Muitas comunidades indígenas já perderam parte de sua cultura, e até mesmo sua língua. Vários grupos chegaram a deixar totalmente seu idioma materno para falar somente o português. Quem visita uma aldeia Karajá/Javaé na Ilha do Bananal vê que eles mantém sua língua bem viva, e essa é mais uma das particularidades especiais desse grupo. Um fato curioso que chama muita atenção trata-se das diferenças que existem entre a forma como homens e mulheres escrevem e falam. Por exemplo, a forma feminina para a palavra “tartaruga” é “otuni” e a forma masculina é acrescida de uma letra “K”, ficando assim “(K)otuni”. Mesmo com essas diferenças entre a fala masculina e feminina todos se entendem bem.
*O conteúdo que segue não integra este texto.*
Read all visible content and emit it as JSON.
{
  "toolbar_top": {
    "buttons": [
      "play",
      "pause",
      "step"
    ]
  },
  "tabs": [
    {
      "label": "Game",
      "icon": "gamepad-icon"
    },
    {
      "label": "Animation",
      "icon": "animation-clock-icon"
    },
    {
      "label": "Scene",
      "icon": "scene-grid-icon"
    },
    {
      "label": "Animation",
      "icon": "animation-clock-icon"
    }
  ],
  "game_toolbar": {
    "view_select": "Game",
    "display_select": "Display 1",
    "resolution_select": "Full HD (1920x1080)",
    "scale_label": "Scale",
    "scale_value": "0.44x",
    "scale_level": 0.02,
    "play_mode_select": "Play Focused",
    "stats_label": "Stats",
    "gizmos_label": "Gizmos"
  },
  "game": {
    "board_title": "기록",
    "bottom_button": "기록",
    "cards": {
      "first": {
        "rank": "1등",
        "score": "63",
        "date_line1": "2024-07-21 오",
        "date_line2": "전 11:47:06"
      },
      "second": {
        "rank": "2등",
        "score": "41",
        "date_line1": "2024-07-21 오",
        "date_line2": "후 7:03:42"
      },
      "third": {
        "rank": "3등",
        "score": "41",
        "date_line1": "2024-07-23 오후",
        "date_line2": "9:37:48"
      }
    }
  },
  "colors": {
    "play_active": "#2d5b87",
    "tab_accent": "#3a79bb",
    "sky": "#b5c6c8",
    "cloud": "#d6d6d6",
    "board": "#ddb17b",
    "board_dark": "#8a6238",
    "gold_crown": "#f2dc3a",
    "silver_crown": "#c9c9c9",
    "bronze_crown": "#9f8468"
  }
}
Conviver por um tempo em uma aldeia indígena é uma oportunidade extraordinária para viver situações inusitadas e interessantes. Uma fonte de experiências curiosas e, às vezes, embaraçosas vem dessa diferença entre a fala dos homens e mulheres. Quando alguém está visitando uma aldeia Karajá e tenta aprender a linguagem deles é comum que os índios ensinem termos e expressões do sexo oposto, gerando assim muitos risos e brincadeiras. É importante destacar que o sorriso fácil, a alegria em situações rotineiras, o jeito descontraído no trato diário e o hábito de fazer brincadeiras são alguns traços marcantes da cultura brasileira que nós herdamos dos índios.

É certo que poucos povos indígenas brasileiros da atualidade possuem uma cultura material e imaterial tão rica e preservada como os Karajá.

A Ilha do Bananal é um local realmente especial, pois ela reúne características naturais do Cerrado, Pantanal e Floresta Amazônica, com espécies e ambientes dessas três áreas, o que a torna extremamente rica e diferenciada. Os Karajá se desenvolveram aproveitando ao máximo essa transição ecológica, aprimorando-se como uma sociedade indígena portadora de formas de organização social e cultural com alta capacidade de manejar recursos, bem semelhante aos grupos indígenas amazônicos mais evoluídos.

Comparativamente é possível dizer que a cultura dos Karajá é mais diversificada e abrangente que a de outros povos que se desenvolveram em locais áridos e com menor oferta de recursos.

A Ilha do Bananal, com sua variedade de ecossistemas, ofereceu uma gama enorme que produtos que ao longo de gerações foram apropriados pelos indígenas numa enormidade de aplicações. Nessa rica planície da bacia do rio Araguaia os Karajá/Javaé encontraram uma impressionante variedade de elementos naturais que permitiram seu amplo desenvolvimento sociocultural, mas que pelos mesmos motivos sempre os colocaram em situação de conflitos e lutas com aqueles que ambicionam desfrutar dessas riquezas naturais.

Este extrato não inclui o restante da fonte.